ESTUDOS PRELIMINARES PARA AVALIAÇÃO DA
SUSTENTABILIDADE AMBIENTAL NA TRUTICULTURA
EM TERMOS DE QUALIDADE DA ÁGUA
Mayara Alves Lopes, Marcelo Ricardo Formolo, João Pedro Paim Rech, Thiago El Hadi Perez
Fabregat e Everton Skoronski
Universidade do Estado de Santa Catarina, e-mail: [email protected]
Palavras-chave: Sustentabilidade; truticultura; qualidade da água.
Introdução
Santa Catarina é um estado que possui superfície
bastante irregular, altas montanhas e, ainda, grandes
variações de temperatura nas diferentes estações do ano.
Mesmo assim, a piscicultura de água doce tem conseguido
superar os obstáculos naturais e vem se tornando uma
atividade importante no contexto produtivo brasileiro.
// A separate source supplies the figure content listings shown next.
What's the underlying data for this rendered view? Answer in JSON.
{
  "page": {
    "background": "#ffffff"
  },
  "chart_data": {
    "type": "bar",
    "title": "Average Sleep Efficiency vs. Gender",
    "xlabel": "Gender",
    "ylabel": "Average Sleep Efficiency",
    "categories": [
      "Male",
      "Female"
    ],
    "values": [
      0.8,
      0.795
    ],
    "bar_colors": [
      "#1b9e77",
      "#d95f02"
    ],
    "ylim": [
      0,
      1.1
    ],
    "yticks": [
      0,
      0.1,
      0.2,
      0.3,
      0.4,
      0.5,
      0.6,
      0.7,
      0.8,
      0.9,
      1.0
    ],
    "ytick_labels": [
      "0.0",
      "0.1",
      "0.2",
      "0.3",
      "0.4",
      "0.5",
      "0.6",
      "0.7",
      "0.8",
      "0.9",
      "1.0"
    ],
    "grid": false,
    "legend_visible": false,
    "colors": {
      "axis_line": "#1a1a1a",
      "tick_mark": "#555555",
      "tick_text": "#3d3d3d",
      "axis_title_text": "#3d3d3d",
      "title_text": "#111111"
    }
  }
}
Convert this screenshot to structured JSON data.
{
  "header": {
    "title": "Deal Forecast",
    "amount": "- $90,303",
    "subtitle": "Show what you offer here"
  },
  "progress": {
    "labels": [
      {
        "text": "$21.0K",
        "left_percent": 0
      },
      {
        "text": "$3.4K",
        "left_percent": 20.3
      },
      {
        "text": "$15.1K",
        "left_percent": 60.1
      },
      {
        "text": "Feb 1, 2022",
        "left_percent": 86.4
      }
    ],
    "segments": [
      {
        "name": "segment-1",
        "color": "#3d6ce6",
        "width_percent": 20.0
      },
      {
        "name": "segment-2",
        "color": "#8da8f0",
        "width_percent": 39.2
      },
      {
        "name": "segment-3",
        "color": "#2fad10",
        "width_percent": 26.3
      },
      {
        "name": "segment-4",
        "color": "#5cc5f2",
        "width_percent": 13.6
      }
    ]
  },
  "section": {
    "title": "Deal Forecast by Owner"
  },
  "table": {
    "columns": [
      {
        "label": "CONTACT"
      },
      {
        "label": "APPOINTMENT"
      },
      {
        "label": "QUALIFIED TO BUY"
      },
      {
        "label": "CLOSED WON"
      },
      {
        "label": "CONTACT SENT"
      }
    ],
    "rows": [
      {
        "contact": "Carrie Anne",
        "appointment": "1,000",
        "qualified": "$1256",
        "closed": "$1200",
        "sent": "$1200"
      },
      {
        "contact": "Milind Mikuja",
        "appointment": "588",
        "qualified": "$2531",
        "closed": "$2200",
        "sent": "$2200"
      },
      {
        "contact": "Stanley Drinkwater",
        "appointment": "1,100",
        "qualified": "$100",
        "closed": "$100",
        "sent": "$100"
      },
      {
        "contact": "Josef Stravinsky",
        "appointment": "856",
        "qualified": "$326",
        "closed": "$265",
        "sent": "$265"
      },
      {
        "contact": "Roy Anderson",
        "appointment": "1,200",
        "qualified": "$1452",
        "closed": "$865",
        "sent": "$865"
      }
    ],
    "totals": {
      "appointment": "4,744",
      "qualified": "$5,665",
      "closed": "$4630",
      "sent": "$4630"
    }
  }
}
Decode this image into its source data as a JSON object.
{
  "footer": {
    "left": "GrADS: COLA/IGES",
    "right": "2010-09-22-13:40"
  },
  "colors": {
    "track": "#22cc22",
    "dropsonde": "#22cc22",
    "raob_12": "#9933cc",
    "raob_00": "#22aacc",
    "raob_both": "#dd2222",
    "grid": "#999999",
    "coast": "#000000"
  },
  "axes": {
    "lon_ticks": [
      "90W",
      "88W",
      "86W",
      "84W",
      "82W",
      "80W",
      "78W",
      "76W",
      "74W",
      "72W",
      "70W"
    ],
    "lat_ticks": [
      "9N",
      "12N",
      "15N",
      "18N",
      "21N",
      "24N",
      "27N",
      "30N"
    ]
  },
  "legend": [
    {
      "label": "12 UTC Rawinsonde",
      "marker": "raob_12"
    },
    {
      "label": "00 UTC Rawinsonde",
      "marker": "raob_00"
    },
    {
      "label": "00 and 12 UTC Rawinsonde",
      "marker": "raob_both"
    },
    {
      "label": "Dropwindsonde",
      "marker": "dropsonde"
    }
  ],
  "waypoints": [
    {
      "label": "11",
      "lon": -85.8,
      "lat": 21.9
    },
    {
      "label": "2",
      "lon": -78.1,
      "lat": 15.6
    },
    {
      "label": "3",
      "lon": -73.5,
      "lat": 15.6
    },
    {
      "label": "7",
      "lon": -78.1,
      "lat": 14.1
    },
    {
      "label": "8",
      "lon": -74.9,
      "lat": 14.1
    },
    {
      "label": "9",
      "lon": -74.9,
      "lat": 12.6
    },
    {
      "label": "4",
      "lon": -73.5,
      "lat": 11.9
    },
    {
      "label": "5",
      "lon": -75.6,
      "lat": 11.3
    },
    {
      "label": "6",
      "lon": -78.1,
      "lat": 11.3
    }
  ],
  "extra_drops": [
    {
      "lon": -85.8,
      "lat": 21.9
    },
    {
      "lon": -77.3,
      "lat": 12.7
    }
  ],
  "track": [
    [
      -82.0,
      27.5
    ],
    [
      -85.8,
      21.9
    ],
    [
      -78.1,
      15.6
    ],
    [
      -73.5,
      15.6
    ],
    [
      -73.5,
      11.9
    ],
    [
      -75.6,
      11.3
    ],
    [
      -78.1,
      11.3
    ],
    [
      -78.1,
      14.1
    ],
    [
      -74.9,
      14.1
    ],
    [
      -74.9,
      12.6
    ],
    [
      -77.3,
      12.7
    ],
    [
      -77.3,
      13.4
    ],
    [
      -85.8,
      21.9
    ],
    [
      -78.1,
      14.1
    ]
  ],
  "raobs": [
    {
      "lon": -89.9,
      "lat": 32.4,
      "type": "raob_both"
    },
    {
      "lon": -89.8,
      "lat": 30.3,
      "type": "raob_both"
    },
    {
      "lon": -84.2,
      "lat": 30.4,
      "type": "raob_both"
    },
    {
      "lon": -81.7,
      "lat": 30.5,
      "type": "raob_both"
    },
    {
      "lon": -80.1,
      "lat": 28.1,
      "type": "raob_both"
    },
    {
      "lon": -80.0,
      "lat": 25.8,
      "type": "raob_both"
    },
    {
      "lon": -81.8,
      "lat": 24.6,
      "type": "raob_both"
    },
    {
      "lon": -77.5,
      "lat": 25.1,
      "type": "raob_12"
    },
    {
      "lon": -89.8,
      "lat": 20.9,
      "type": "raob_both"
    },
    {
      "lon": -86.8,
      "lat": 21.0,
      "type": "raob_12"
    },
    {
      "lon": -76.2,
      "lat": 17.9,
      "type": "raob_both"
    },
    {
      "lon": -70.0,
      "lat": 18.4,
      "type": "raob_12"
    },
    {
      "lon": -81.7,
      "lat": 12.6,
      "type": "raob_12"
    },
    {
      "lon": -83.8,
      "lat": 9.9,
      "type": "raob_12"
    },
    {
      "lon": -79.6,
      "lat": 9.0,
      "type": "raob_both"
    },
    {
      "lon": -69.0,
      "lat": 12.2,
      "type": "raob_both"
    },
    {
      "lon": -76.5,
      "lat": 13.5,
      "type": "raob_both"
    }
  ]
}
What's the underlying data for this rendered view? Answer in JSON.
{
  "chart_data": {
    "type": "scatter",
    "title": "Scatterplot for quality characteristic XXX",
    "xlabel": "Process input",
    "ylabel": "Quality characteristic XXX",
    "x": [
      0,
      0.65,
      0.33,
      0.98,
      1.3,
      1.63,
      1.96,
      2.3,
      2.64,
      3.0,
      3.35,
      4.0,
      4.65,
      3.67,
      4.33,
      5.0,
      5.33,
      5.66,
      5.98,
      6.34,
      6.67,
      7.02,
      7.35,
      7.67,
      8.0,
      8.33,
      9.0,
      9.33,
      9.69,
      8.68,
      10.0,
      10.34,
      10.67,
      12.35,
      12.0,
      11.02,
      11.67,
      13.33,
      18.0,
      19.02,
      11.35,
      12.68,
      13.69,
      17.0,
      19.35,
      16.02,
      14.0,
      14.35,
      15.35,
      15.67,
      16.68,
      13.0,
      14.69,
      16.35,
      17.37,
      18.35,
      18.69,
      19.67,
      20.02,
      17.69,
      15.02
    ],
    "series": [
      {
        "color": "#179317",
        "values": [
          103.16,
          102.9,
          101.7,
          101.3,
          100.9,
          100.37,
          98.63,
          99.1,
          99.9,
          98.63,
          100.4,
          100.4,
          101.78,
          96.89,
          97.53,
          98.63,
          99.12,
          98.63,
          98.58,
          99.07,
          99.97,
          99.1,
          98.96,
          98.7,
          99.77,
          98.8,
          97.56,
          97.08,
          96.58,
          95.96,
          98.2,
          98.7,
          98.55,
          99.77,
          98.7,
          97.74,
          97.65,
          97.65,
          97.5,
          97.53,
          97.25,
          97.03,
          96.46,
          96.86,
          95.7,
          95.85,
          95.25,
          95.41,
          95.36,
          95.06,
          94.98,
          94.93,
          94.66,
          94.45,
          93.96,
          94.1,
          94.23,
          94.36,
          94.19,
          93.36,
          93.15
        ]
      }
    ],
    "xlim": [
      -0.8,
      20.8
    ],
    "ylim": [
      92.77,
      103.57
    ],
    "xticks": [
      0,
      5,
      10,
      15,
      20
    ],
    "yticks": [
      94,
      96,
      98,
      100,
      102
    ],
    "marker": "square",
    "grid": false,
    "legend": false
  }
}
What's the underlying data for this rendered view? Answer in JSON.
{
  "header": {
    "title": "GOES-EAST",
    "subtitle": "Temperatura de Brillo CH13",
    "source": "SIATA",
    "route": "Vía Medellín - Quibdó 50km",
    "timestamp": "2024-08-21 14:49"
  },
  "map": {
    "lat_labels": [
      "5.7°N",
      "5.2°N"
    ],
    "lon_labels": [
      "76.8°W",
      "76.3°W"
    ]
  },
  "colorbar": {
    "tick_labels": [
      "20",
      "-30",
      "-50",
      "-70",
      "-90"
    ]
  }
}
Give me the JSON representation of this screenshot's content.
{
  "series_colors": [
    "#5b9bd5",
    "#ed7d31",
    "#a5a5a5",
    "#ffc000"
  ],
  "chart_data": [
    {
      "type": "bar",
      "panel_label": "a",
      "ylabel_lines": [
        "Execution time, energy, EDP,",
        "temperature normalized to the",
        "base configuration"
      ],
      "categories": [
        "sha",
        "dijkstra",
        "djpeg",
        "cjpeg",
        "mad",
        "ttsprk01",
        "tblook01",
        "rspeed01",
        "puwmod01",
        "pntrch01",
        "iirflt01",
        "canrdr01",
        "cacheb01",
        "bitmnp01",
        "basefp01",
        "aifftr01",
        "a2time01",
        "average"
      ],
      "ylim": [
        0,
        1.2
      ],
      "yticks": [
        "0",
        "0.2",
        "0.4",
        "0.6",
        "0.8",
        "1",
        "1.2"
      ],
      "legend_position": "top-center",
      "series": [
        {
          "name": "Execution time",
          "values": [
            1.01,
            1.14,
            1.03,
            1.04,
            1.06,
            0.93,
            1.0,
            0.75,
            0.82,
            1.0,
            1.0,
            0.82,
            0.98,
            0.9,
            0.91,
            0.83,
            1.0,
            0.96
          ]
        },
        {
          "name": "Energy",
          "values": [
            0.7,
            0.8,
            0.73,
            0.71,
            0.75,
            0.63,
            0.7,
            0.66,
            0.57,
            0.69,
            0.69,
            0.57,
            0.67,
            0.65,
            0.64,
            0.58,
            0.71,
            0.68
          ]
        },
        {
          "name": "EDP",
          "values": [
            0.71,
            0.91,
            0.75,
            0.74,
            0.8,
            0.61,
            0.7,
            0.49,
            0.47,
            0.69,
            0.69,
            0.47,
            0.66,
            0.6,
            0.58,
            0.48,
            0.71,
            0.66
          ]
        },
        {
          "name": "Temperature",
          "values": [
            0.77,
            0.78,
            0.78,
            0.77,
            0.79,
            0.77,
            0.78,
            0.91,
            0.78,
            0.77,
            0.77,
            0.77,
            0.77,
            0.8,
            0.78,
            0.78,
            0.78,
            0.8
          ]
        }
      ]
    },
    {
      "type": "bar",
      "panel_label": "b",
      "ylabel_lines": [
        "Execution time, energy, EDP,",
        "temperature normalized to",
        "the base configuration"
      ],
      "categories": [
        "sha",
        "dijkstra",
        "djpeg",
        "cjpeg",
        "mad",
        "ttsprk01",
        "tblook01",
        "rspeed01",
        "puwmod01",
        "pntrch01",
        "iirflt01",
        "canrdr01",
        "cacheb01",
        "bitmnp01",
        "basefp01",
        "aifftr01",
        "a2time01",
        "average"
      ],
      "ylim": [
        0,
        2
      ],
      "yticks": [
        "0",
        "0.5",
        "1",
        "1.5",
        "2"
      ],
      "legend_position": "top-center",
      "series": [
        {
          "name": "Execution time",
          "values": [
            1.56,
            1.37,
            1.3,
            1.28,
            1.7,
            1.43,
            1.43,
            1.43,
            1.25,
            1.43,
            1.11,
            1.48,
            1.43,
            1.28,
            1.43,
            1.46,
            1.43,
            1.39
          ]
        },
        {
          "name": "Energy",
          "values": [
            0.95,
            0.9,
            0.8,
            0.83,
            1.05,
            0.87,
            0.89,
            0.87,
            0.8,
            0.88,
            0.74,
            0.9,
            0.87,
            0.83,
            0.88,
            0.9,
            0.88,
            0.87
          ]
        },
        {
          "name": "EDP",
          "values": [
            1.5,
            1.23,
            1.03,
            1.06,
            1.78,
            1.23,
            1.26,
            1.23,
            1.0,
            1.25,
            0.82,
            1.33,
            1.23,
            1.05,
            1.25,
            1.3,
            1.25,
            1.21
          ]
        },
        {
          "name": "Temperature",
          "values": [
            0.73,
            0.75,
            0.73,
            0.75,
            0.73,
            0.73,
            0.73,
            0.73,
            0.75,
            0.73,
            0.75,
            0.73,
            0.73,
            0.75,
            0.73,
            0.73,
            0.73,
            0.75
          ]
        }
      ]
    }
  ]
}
Tornando-se assim o segundo maior estado produtor de
peixes de água doce do Brasil (Martins, 2014).
A piscicultura, de forma geral, até pouco tempo atrás
não era considerada uma atividade geradora de impacto
ambiental, porém já se foi comprovado que o os impactos
negativos causados são muitos, com consequências diretas
ao meio ambiente. Dentre estes impactos pode se citar de
acordo com Eler e Millani (2007) o aumento da quantidade
de sólidos suspensos na água, da quantidade de nutrientes
dissolvidos e a redução nas concentrações de oxigênio
dissolvido. Há também o enriquecimento pelo fósforo e
nitrogênio, tendo como maior problema a estimulação do
crescimento de fitoplânctons. Além do efluente produzido
pelos processos naturais, tais como fezes, ração não
consumida e o enriquecimento de nutrientes a piscicultura
também pratica o lançamento de produtos químicos, os quais
são utilizados na desinfecção, controles de pestes e
tratamentos de doenças.
Devido aos impactos causados no meio ambiente
decorrentes da piscicultura, recentemente, introduziu-se o
conceito de "Aquicultura Sustentável" que de acordo com
Valenti (2008) pode ser definida como a produção lucrativa
de organismos aquáticos, mantendo uma interação
harmônica duradoura com os ecossistemas e as comunidades
locais.
Neste contexto, a truticultura em Santa Catarina
caracteriza-se como uma atividade típica de propriedades
familiares cujos sistemas de cultivo foram adaptados à
realidade regional em função da sua topografia acidentada.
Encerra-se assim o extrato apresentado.